Likewise the Catholic Family News blog of November last year serves Menzingen. The blog is intelligent, speculating that Rome’s real bait-and-trap to catch the Society is not aimed at the Society’s wholesale surrender, but at its piecemeal division and disintegration (actually, Rome is achieving both). Thus Rome makes repeated enticing offers, each of which divides Society priests so that some break away, while Menzingen gets up its hopes, only to see them dashed by another impossible demand of Rome. And the game will go on until the Society is completely undone. Therefore, concludes CFN, the Society must remain united at all costs and no Society priest must defect.

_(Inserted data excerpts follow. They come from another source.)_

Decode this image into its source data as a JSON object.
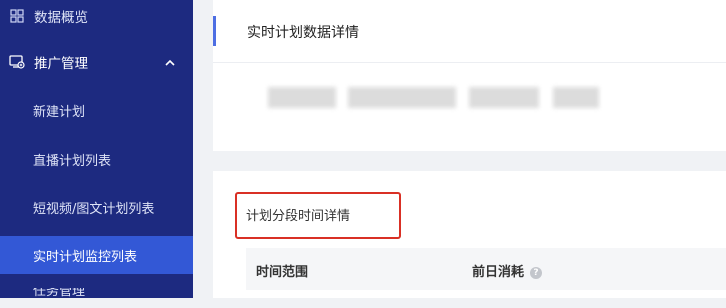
{
  "sidebar": {
    "items": [
      {
        "label": "数据概览",
        "icon": "grid-icon"
      },
      {
        "label": "推广管理",
        "icon": "promotion-icon"
      },
      {
        "label": "新建计划"
      },
      {
        "label": "直播计划列表"
      },
      {
        "label": "短视频/图文计划列表"
      },
      {
        "label": "实时计划监控列表"
      }
    ],
    "partial_label": "任务管理"
  },
  "main": {
    "card_title": "实时计划数据详情",
    "section_title": "计划分段时间详情",
    "table_headers": [
      "时间范围",
      "前日消耗"
    ],
    "help_glyph": "?"
  },
  "colors": {
    "sidebar_bg": "#1d2a80",
    "active_bg": "#3358d6",
    "accent": "#4d6ee3",
    "highlight": "#d93025"
  }
}
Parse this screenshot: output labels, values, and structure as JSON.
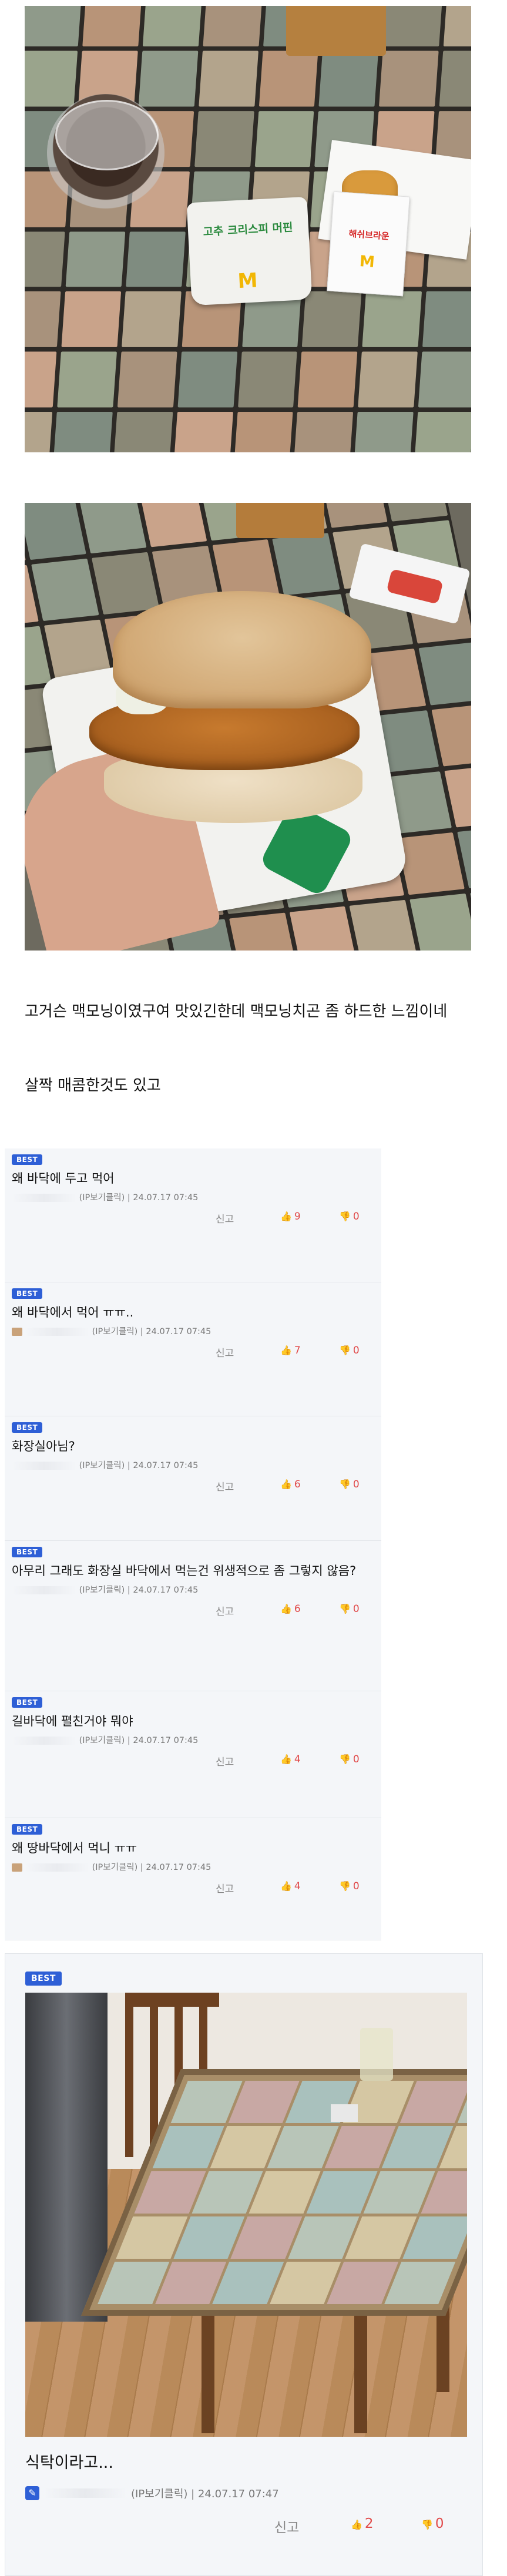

But, dear CFN, how did the Archbishop build up the Society in the first place? Certainly he too suffered from divisions and defections under him. Did he nevertheless build by crying for unity, unity, unity? That was the great argument of Rome against the Archbishop! His own great argument was the Faith, the Truth, the Faith. To plead as you do for the Society’s unity behind pro-Rome Menzingen is to plead for the Society’s destruction! Unity is always specified by that around which one is to unite. Under the Archbishop it was around Catholic Truth, the whole strength of the Society. Since 2012 it is around Menzingen, presently the division and ruin of the Society.
Take heart, dear readers. “The truth is mighty and will prevail,” with or without the Society of St Pius X.